Planktonologi
Rabu, Agustus 05, 2009 | Author: ksatria_bontot





COPEPODA


I. Pendahuluan

Zooplankton merupakan plankton hewani yang menjadi konsumen utama fitoplankton (Romimohtarto dan Juwana, 1999). Selanjutnya dinyatakan meskipun jumlah, jenis, dan kepadatannya lebih rendah dari fitoplankton, zooplankton membentuk kelompok yang lebih beranekaragam. Setidak-tidaknya ada sembilan filum yang mewakili kelompok zooplankton ini dan ukurannya sangat beragam, dari yang sangat kecil atau renik sampai yang garis tengahnya lebih dari 1 mikron.

Menurut Basmi (1997), zooplankton dapat diklasifikasikan berdasarkan lama hidupnya sebagai plankton. Yang pertama adalah holoplankton (plankton permanen) yakni organisme yang hidup sebagai plankton selama hidupnya. Yang kedua adalah meroplankton (plankton temporer) yakni organisme yang hidup sebagai plankton hanya sebagian dari siklus hidupnya, seperti selama masa telur atau fase larva.

Bagian terbesar dari zooplankton adalah anggota filum Arthropoda dan hampir semuanya termasuk kelas Crustacea. Selain Copepoda yang sangat dominan, dalam krustasea holoplanktonik juga terdapat anggota-anggota ordo Cladocera, subklas Ostracoda, ordo Mysidacea, ordo Amphipoda, ordo Euphausiacea, dan ordo Decapoda. Kebanyakan krustasea yang disebutkan ini adalah hewan-hewan holoplankton yang kecil. Zooplankton makan dengan cara menyaring fitoplankton dan atau hewan-hewan kecil dari air (Nybakken, 1988).

Diantara mikrozooplankton yang di laut, grup-grup penting di dalam jaring makanan adalah dari dinoflagellata, cilliata dan nauplius copepoda. Hasil penelitian Beers dan Stewart (1969) dalam Omori dan Ikada (1976) terhadap mikrozooplankton di perairan lepas pantai San Diego pada kolom air 100 m di bawah permukaan, didapatkan bahwa 60% dari total jumlah individu adalah cilliata, yang umumnya berukuran ± 103 µm didominasi (lebih dari 50%) oleh potnauplius copepoda.

Dari individu net plankton yang terdapat pada sebagian perairan adalah jenis-jenis dari copepoda. Menurut Basmi (1997), copepoda net plankton umumnya adalah taksa yang melimpah sepanjang tahun lebih dari 80%, tetapi di perairan pantai dan inlet-jumlah individu cepat bertambah jumlahnya yang reproduksinya dengan cara partenogenesis, juga larva crustacea decapoda pada musim-musim tertentu amat padat.

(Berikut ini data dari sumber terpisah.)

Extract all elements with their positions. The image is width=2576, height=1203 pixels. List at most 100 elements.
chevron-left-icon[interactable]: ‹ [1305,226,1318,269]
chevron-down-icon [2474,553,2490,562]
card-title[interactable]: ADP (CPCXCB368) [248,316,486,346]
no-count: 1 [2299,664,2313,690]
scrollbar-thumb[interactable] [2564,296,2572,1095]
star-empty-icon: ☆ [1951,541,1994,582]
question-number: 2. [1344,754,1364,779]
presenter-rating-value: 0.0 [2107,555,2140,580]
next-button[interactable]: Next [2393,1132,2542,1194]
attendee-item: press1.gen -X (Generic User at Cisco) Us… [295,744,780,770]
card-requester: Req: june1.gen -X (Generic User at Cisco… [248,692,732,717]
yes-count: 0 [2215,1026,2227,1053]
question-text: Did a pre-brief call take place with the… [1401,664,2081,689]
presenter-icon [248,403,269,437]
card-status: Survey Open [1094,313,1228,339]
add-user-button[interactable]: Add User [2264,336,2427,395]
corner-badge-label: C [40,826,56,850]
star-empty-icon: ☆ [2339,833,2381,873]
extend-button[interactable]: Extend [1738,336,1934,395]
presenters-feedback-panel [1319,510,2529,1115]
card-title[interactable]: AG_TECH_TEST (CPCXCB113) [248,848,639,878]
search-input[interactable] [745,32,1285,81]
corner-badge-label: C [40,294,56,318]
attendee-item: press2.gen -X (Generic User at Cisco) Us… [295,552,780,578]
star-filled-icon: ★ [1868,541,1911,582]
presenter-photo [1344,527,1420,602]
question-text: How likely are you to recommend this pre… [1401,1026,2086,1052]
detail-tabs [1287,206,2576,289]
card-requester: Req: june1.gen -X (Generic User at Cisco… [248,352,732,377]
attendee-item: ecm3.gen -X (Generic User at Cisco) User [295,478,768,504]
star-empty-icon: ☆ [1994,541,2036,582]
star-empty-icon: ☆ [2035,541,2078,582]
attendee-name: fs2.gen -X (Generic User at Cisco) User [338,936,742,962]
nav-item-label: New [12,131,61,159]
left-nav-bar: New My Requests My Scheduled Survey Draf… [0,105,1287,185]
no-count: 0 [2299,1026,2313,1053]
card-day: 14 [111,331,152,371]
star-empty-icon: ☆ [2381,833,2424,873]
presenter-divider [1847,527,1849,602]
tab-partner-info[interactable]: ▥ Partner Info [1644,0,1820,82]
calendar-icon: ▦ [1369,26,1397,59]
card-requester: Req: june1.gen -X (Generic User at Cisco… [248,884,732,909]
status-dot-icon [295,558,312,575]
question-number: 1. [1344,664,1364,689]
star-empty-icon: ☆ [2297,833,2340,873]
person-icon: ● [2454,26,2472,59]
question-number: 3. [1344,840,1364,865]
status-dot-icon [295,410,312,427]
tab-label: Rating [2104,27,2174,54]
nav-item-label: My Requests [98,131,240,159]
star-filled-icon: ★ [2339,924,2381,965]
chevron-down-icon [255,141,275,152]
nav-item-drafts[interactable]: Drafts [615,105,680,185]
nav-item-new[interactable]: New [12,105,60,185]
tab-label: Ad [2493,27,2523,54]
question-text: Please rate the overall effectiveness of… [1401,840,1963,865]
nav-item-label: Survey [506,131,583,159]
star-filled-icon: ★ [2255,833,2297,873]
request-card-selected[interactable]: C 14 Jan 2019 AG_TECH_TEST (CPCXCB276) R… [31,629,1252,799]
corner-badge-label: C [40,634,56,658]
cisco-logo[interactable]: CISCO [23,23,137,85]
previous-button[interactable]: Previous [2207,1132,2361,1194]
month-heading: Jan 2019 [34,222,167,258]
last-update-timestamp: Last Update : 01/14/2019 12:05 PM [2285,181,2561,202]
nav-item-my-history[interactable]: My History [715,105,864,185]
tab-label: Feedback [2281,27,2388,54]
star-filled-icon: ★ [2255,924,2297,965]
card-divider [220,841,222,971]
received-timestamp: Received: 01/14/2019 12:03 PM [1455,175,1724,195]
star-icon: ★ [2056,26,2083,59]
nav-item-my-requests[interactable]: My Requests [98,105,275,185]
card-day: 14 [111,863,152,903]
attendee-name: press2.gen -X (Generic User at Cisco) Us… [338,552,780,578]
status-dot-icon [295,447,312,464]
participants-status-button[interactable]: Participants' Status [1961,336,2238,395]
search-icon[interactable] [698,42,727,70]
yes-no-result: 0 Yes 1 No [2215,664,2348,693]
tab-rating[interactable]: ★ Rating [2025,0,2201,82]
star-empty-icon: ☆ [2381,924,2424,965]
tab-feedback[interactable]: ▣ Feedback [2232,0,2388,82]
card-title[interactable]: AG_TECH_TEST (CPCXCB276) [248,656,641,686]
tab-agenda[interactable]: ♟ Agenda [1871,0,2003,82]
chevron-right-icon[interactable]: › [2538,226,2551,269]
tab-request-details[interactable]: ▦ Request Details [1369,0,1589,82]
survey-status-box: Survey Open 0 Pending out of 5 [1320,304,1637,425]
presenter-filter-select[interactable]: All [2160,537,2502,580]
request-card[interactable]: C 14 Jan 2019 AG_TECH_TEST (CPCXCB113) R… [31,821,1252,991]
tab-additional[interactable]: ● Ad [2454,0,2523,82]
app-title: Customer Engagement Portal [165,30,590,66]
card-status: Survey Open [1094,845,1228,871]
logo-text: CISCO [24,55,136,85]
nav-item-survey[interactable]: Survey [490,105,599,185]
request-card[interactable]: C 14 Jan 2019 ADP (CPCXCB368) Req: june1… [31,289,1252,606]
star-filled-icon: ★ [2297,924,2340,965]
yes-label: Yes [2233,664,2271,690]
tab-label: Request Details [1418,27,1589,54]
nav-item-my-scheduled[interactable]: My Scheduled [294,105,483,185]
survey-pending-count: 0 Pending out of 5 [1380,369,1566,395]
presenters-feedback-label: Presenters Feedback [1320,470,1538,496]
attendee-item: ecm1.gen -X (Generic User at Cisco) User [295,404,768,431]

Copepoda adalah grup crustacea kecil yang dapat ditemui di laut dan hampir di semua habitat air tawar dan mereka membentuk sumber terbesar protein di samudra. Banyak spesies adalah plankton, tetapi banyak juga spesies benthos dan beberapa spesies kontinental dapat hidup di habitat limno-terestrial dan lainnya di tempat terestrial basah, seperti rawa-rawa. Copepoda merupakan kelompok zooplankton yang memegang peranan penting dalam rantai makanan pada suatu ekosistem perairan. Copepoda memiliki peran penting pada rantai makanan di lautan karena peranannya sebagai sumber makanan utama bagi karnivor, termasuk jenis-jenis ikan untuk kepentingan komersial (Pechenik, 2000). Dalam industri pembenihan ikan laut dewasa ini, copepoda mulai banyak dimanfaatkan sebagai pakan alami untuk larva ikan. Copepoda cocok sebagai pakan larva ikan karena selain mempunyai nilai nutrisi yang tinggi juga karena ukuran tubuh yang bervariasi sehingga sesuai tingkat perkembangan larva ikan. Hasil-hasil penelitian menunjukkan bahwa copepoda dapat meningkatkan pertumbuhan larva ikan laut yang lebih cepat dibandingkan rotifer dan Artemia (Lavens dan Sorgelos, 1996).

Copepoda kaya akan protein, lemak, asam amino esensial yang dapat mempercepat pertumbuhan, meningkatkan daya tahan tubuh serta mencerahkan warna pada udang dan ikan. Keunggulan copepoda juga telah diakui oleh beberapa peneliti lain, karena kandungan DHA-nya yang tinggi, dapat menyokong perkembangan mata dan meningkatkan derajat kelulushidupan larva. Copepoda juga mempunyai kandungan lemak polar yang lebih tinggi dibandingkan dengan Artemia sehingga dapat menghasilkan pigmentasi yang lebih baik bagi larva ikan (Mcevoy dkk., 1998 dalam Umar, 2002). Beberapa jenis Copepoda telah dikembangkan untuk dibudidayakan khususnya di manca negara. Copepoda tersebut termasuk kelompok harpacticoid dan calanoid. Calanoida merupakan copepoda yang jumlahnya paling banyak di lingkungan pelagis baik di laut maupun air tawar (Bradford-Grieve, 2002). Perairan Indonesia kaya akan kehadiran berbagai jenis copepoda, memiliki peluang besar untuk memilih jenis pakan hidup yang unggul sebagai pakan alternatif atau pengganti Artemia yang saat ini harganya kian melambung.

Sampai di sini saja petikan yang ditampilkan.